The National Human Trafficking Hotline fielded 7,621 cases of reported human trafficking in 2016, including the daughter of a couple PEOPLE identifies as Maureen and David. The girl disappeared with a friend that January, and three weeks later, Maureen and David contacted Saved in America (or SIAM), a volunteer group of U.S. Navy Seals, police detectives, and other specialists. Within a week, SIAM had helped locate and rescue the 16-year-old from the sex trafficking ring into which she had been sold.
In fact, thanks to this San Diego-based group's expertise in investigation, surveillance, and police collaboration, it has assisted in 57 successful child recoveries over 36 months, according to the SIAM website. And the group also connects the rescued juveniles with treatment and rehabilitation options.
Amid the human trafficking problem, SIAM fills an important role. The National Center for Missing and Exploited Children estimates that 20 percent of runaways reported are sex trafficking victims, according to its website, but "law enforcement is responsible for so much, they are constantly over-extended and are not legally required to perform due diligence to find a 'runaway' child."
And law enforcement officials are grateful for the help, judging by the testimonials on the SIAM website. "It is partnerships such as this that play a significant role in law enforcement today, not only from a public safety standpoint but also as an opportunity to make a difference in the lives of those who have been victimized," Mike Williams, a sheriff from Duval County, Fla., wrote to the team.
"They can be very helpful because victims sometimes don't trust police," San Diego County Chief Deputy District Attorney Summer Stephan told VICE News of private groups like Saved in America. "You know, a private investigator doesn't have the police powers, and so as long as they abide by their ethical duties of staying in their lane and operating and providing information to police, then we welcome them."
Joseph Travers, a chaplain and private investigator, founded SIAM after hearing about the 2009 abduction and death of Brittanee Drexel. "I knew that street gangs, prison gangs, and cartels took over drug trafficking in the 1980s, and then they took over sex trafficking at the turn of the century," he told the magazine. "When I read about Brittanee Drexel, who disappeared off the face of the planet, I just knew gangs were involved."
Since founding SIAM, Travers has met with many parents just like Maureen and David, ones who are frustrated by the pace of law enforcement's investigations. "Most of the parents are in a panic stage, and they're waiting for something to happen," Travers told VICE News. "So now the family is at a standstill. They have to go find their child on their own, and most people don't know how to do that, so we fill that gap."
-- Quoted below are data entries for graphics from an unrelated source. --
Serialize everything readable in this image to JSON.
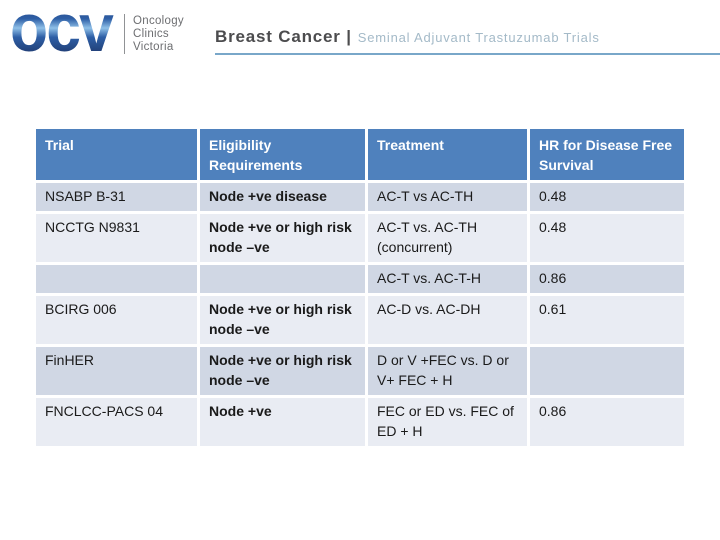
{
  "logo": {
    "acronym": "ocv",
    "name_lines": [
      "Oncology",
      "Clinics",
      "Victoria"
    ]
  },
  "header": {
    "title": "Breast Cancer |",
    "subtitle": "Seminal Adjuvant Trastuzumab Trials"
  },
  "colors": {
    "header-bg": "#4F81BD",
    "band-dark": "#D0D7E4",
    "band-light": "#E9ECF3",
    "underline": "#79A7C9",
    "title": "#4C4C4E",
    "subtitle": "#A4BAC8",
    "logo-text": "#6D6E71",
    "cell-text": "#1A1A1A",
    "logo-grad-top": "#1F2D5F",
    "logo-grad-mid": "#2E5FA6",
    "logo-grad-light": "#8FC0E8",
    "logo-grad-bottom": "#16234D"
  },
  "table": {
    "columns": [
      "Trial",
      "Eligibility Requirements",
      "Treatment",
      "HR for Disease Free Survival"
    ],
    "rows": [
      [
        "NSABP B-31",
        "Node +ve disease",
        "AC-T vs AC-TH",
        "0.48"
      ],
      [
        "NCCTG N9831",
        "Node +ve or high risk node –ve",
        "AC-T vs. AC-TH (concurrent)",
        "0.48"
      ],
      [
        "",
        "",
        "AC-T vs. AC-T-H",
        "0.86"
      ],
      [
        "BCIRG 006",
        "Node +ve or high risk node –ve",
        "AC-D vs. AC-DH",
        "0.61"
      ],
      [
        "FinHER",
        "Node +ve or high risk node –ve",
        "D or V +FEC vs. D or V+ FEC + H",
        ""
      ],
      [
        "FNCLCC-PACS 04",
        "Node +ve",
        "FEC or ED vs. FEC of ED + H",
        "0.86"
      ]
    ]
  }
}
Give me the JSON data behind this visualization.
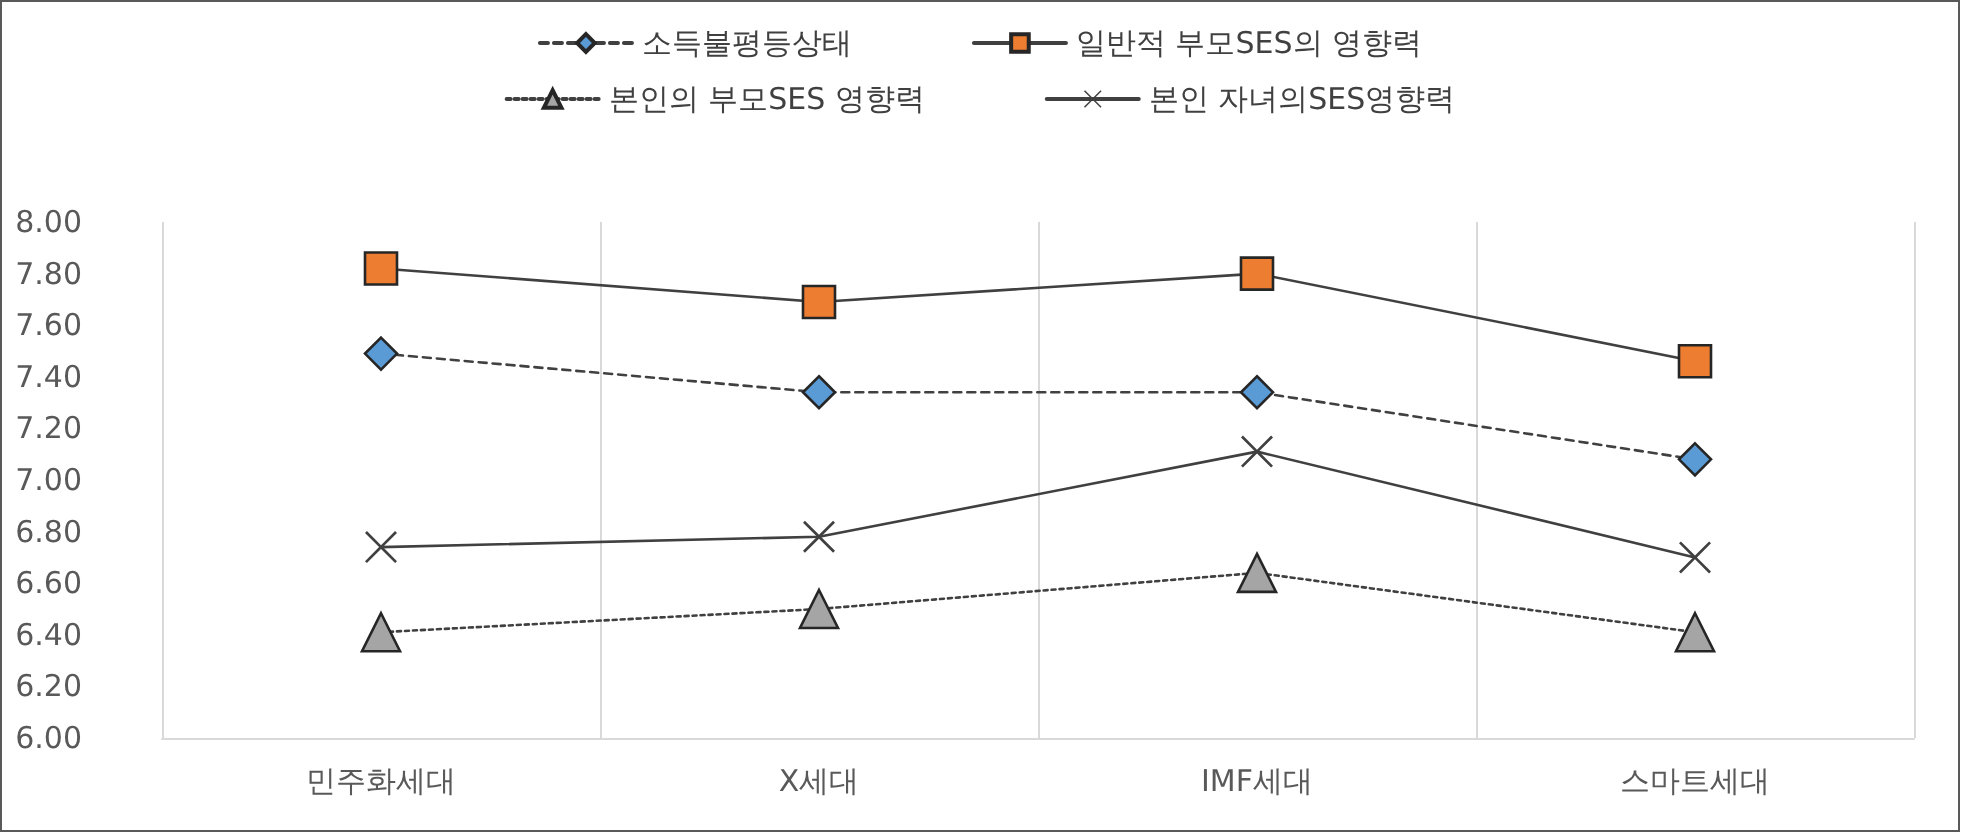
{
  "chart_data": {
    "type": "line",
    "categories": [
      "민주화세대",
      "X세대",
      "IMF세대",
      "스마트세대"
    ],
    "series": [
      {
        "name": "소득불평등상태",
        "color": "#5b9bd5",
        "marker": "diamond",
        "line_style": "dashed",
        "values": [
          7.49,
          7.34,
          7.34,
          7.08
        ]
      },
      {
        "name": "일반적 부모SES의 영향력",
        "color": "#ed7d31",
        "marker": "square",
        "line_style": "solid",
        "values": [
          7.82,
          7.69,
          7.8,
          7.46
        ]
      },
      {
        "name": "본인의 부모SES 영향력",
        "color": "#a5a5a5",
        "marker": "triangle",
        "line_style": "dotted",
        "values": [
          6.41,
          6.5,
          6.64,
          6.41
        ]
      },
      {
        "name": "본인 자녀의SES영향력",
        "color": "#404040",
        "marker": "cross",
        "line_style": "solid",
        "values": [
          6.74,
          6.78,
          7.11,
          6.7
        ]
      }
    ],
    "ylim": [
      6.0,
      8.0
    ],
    "yticks": [
      {
        "value": 6.0,
        "label": "6.00"
      },
      {
        "value": 6.2,
        "label": "6.20"
      },
      {
        "value": 6.4,
        "label": "6.40"
      },
      {
        "value": 6.6,
        "label": "6.60"
      },
      {
        "value": 6.8,
        "label": "6.80"
      },
      {
        "value": 7.0,
        "label": "7.00"
      },
      {
        "value": 7.2,
        "label": "7.20"
      },
      {
        "value": 7.4,
        "label": "7.40"
      },
      {
        "value": 7.6,
        "label": "7.60"
      },
      {
        "value": 7.8,
        "label": "7.80"
      },
      {
        "value": 8.0,
        "label": "8.00"
      }
    ],
    "grid": "x",
    "legend": "top"
  }
}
His son, Joshua Travers, is a former U.S. Marine who now serves as SIAM's Chief of Case Management. "People don't realize this is going on in their own backyards. This isn't in some far away country with very poor people," the younger Travers explained to PEOPLE. "This could be your next-door neighbor, your child, anyone's child. A lot of these kids are from a middle-class family in the United States. They aren't incredibly poor or involved in abuse or bad situations [at home]."
"We're there for the parent as a resource," his father told VICE. "I think the greatest thing that could happen is if Saved in America didn't have to exist."